Sois député Fcbe et tais-toi…

mercredi 29 avril 2009 par Arimi Choubadé

Tout le monde grogne, même les Fcbe du parlement. Parce qu’un transfuge aurait été couvert à prix d’or. Il n’y a qu’avec Yayi que les chantages les plus abjects peuvent avoir droit de cité. Dans le troupeau Fcbe du palais des gouverneurs je cherche en vain des politiquement majeurs capables de s’affranchir du parapluie présidentiel. En dehors de quelques-uns, Débourou Djibril, Wallis Zoumarou dans une moindre mesure, on peut compter au bout d’un doigt ceux qui pouvaient s’offrir le visa de l’Assemblée nationale tout seul, sans l’aide de la machine Yayi. Dègla ? Adambi ? Tchanou ? Affo Djobo ? Ou Aho ? Des gens qui n’auraient jamais rêvé de siéger au palais des gouverneurs à Porto-novo si un certain Yayi n’avait pas prêté serment en ces mêmes lieux en avril 2006.

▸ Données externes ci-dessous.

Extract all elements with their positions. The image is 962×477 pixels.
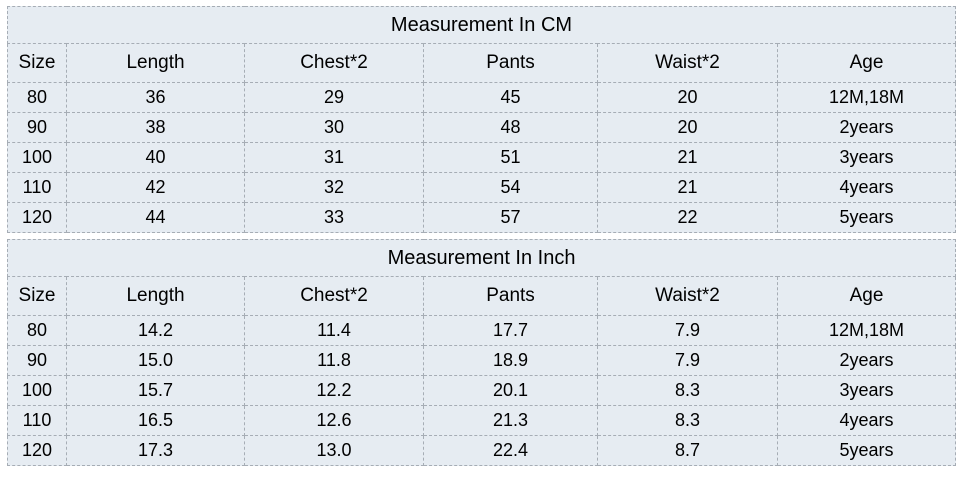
cm-measurement-table: Measurement In CM Size Length Chest*2 Pa… [6,6,957,233]
table-cell: 11.8 [244,345,424,376]
table-cell: 12.2 [244,375,424,406]
table-row: 80 36 29 45 20 12M,18M [7,82,957,113]
inch-measurement-table: Measurement In Inch Size Length Chest*2 … [6,239,957,466]
table-cell: 18.9 [423,345,598,376]
table-cell: 12M,18M [776,315,957,346]
column-header-chest: Chest*2 [244,276,424,316]
table-row: 100 15.7 12.2 20.1 8.3 3years [7,375,957,406]
table-cell: 3years [776,375,957,406]
table-header-row: Size Length Chest*2 Pants Waist*2 Age [7,276,957,316]
column-header-waist: Waist*2 [597,43,778,83]
table-cell: 8.3 [597,375,778,406]
table-cell: 100 [7,142,67,173]
table-row: 110 16.5 12.6 21.3 8.3 4years [7,405,957,436]
table-cell: 15.0 [66,345,245,376]
column-header-waist: Waist*2 [597,276,778,316]
table-title-row: Measurement In Inch [6,239,957,277]
column-header-size: Size [7,276,67,316]
table-cell: 51 [423,142,598,173]
table-cell: 120 [7,435,67,466]
table-cell: 14.2 [66,315,245,346]
table-row: 120 44 33 57 22 5years [7,202,957,233]
table-header-row: Size Length Chest*2 Pants Waist*2 Age [7,43,957,83]
table-cell: 3years [776,142,957,173]
table-cell: 21 [597,172,778,203]
table-cell: 36 [66,82,245,113]
table-cell: 90 [7,112,67,143]
table-cell: 20.1 [423,375,598,406]
table-cell: 40 [66,142,245,173]
table-cell: 8.7 [597,435,778,466]
table-cell: 80 [7,82,67,113]
table-cell: 29 [244,82,424,113]
column-header-age: Age [776,276,957,316]
cm-table-title: Measurement In CM [6,6,957,44]
table-cell: 5years [776,202,957,233]
table-cell: 110 [7,172,67,203]
table-cell: 110 [7,405,67,436]
table-cell: 17.7 [423,315,598,346]
column-header-length: Length [66,43,245,83]
table-cell: 20 [597,82,778,113]
column-header-pants: Pants [423,43,598,83]
table-cell: 5years [776,435,957,466]
table-cell: 38 [66,112,245,143]
table-cell: 31 [244,142,424,173]
column-header-size: Size [7,43,67,83]
table-cell: 12M,18M [776,82,957,113]
table-cell: 44 [66,202,245,233]
table-cell: 15.7 [66,375,245,406]
table-row: 90 38 30 48 20 2years [7,112,957,143]
table-cell: 32 [244,172,424,203]
table-row: 110 42 32 54 21 4years [7,172,957,203]
table-cell: 2years [776,345,957,376]
table-row: 100 40 31 51 21 3years [7,142,957,173]
column-header-length: Length [66,276,245,316]
table-cell: 8.3 [597,405,778,436]
table-title-row: Measurement In CM [6,6,957,44]
table-cell: 48 [423,112,598,143]
column-header-chest: Chest*2 [244,43,424,83]
table-cell: 22 [597,202,778,233]
table-cell: 120 [7,202,67,233]
column-header-age: Age [776,43,957,83]
table-cell: 13.0 [244,435,424,466]
table-row: 80 14.2 11.4 17.7 7.9 12M,18M [7,315,957,346]
table-cell: 22.4 [423,435,598,466]
table-cell: 21.3 [423,405,598,436]
table-row: 90 15.0 11.8 18.9 7.9 2years [7,345,957,376]
table-cell: 90 [7,345,67,376]
table-cell: 45 [423,82,598,113]
table-cell: 7.9 [597,315,778,346]
table-cell: 100 [7,375,67,406]
table-cell: 20 [597,112,778,143]
table-cell: 16.5 [66,405,245,436]
table-cell: 4years [776,405,957,436]
table-cell: 80 [7,315,67,346]
table-cell: 4years [776,172,957,203]
table-cell: 2years [776,112,957,143]
inch-table-title: Measurement In Inch [6,239,957,277]
table-row: 120 17.3 13.0 22.4 8.7 5years [7,435,957,466]
table-cell: 11.4 [244,315,424,346]
table-cell: 54 [423,172,598,203]
table-cell: 42 [66,172,245,203]
table-cell: 12.6 [244,405,424,436]
table-cell: 57 [423,202,598,233]
table-cell: 21 [597,142,778,173]
table-cell: 33 [244,202,424,233]
table-cell: 17.3 [66,435,245,466]
table-cell: 7.9 [597,345,778,376]
column-header-pants: Pants [423,276,598,316]
table-cell: 30 [244,112,424,143]
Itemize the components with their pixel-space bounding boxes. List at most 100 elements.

Ce qui n’est pas le cas de Rachidi Gbadamassi. Le buffle de Parakou s’est payé tout seul, comme un grand, son billet pour le parlement malgré l’hostilité du grand maître du Changement. Il pouvait donc exiger ce qu’il juge nécessaire afin de rallier un régime moribond en quête de majorité à l’Assemblée nationale. Ce qui n’est pas le cas du fameux troupeau obtenu de haute lutte par le docteur-président au prix de sacrifier toute sa crédibilité voire sa propre vie. On se souvient du braquage présumé jamais élucidé sur le cortège présidentiel à la hauteur de Kilibo en pleine campagne législative de 2007. Le traumatisme causé par les menaces à peine voilées proférées par la « haute autorité » à l’encontre des populations qui oseraient ne pas plébisciter la liste présidentielle, Fcbe. De gros risques au nom du triomphe des candidats Fcbe. Vis-à-vis d’eux donc, Yayi a soldé tout compte.

D’où vient alors ce vent de contestation. Un humeur certainement passagère qui épargne certains honorables très reconnaissants pourtant envers le prince du Changement. Ce n’est pas à Nago qu’on ferait par exemple un procès en ingratitude. Conscient qu’il est qu’il n’aurait jamais pu palper le maillet au cours de sa vie n’eurent été les procurations âprement négociées auprès des futurs membres du G13. Débourou ne cesse de démontrer cette fidélité à toute épreuve de prince Bâtombou, en recourant fréquemment au muscle, au besoin.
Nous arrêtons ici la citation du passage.